Shaken Not Stirred
A Sexy Showhouse on Telegraph Hill
Text by Kendra Boutell with multiple photographers
Villa de Martini, San Francisco Decorator Showcase for 2016, featured a James Bond element. At the Telegraph Hill property’s entrance, an art deco mosaic with interlocking martini glasses greeted visitors. Conveniently, olive and lemon trees surround the asymmetrical Italian Renaissance style estate, the perfect compliment to vodka and vermouth. Built in 1930 by architect Pietro Canalli for the De Martini family, this year’s designers metamorphosed the house into a sexy venue suitable for a bon vivant spy.
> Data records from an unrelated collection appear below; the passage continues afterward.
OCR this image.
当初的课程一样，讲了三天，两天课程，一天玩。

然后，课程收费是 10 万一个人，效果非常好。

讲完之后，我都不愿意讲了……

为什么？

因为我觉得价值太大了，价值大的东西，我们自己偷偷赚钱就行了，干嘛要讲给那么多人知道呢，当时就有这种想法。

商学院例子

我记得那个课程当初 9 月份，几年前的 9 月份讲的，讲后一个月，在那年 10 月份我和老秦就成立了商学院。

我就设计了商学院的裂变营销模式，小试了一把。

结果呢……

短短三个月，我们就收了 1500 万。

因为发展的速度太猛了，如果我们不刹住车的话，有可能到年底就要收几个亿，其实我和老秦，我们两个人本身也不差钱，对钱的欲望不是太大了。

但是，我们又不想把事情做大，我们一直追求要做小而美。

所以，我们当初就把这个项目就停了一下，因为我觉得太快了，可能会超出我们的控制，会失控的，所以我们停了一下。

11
For the dramatic living room, Antonio Martins commissioned Willem Racké to lacquer the walls white. Black hot rolled steel floors juxtaposed the sleek light walls. At the center of the room a a pair of floating curved Vladimir Kagan sofas faced each other mimicking arched elements of the architecture. Deborah Oropallo’s time traveling photomontage portrait, “Diver” surveyed Martins’ deft fusion of modern art, contemporary furnishings, and antiques.
Down the hall in the exotic study, Stephan Jones mixed indigo blue with carob brown, evoking an earthy urban atmosphere. An antique Sultanabad carpet grounded the Turquerie styled banquette upholstered in a hand block-printed fabric from Zak + Fox. Jones and his colleague Hilary Hayes selected Rake, an artisanal textured wall covering from Kneedler Fauchère. Against the tactile surface, they installed eight abstract Sumi ink on Japanese paper paintings by sculptor Brian Wall. In the adjacent powder room, Beth Martin echoed the rich dark study with Phillip Jeffries’ tawny raffia walls illuminated by a row of circular sconces finished in polished nickel. From above a giant cerulean lovers’ eye designed by Martin and painted by Linda Horning gazed voyeuristically from the ceiling.
Ascending the staircase to Tineke Triggs’ Master Suite, a massive Abstract Expressionist painting by Tom Lieber in aquatic colors sets the tone of the rooms. Reflecting the mercurial waters of San Francisco Bay, the designer employed a moody blue palette of textiles from Romo Company. In contrast to the cool hues, hot pinks and oranges dominated Anne Lowengart’s Girl’s Room. Sourcing furnishings from online vintage market place Chairish, Lowengart turned to furniture revitalization atelier, Revitaliste, to transform them. A luminous silk Nepalanese rug from Madeline Weinrib anchors the mod assemblage.
When the future Bond girl wanted to escape, she climbed down to the spacious Garden Room on the lower level. Heather Hilliard filled the informal white washed space with organic furnishings in a neutral color scheme accented by verdant shades. The seamless indoor, outdoor space lent itself to both group entertainment and the solitary pursuit of a dry martini.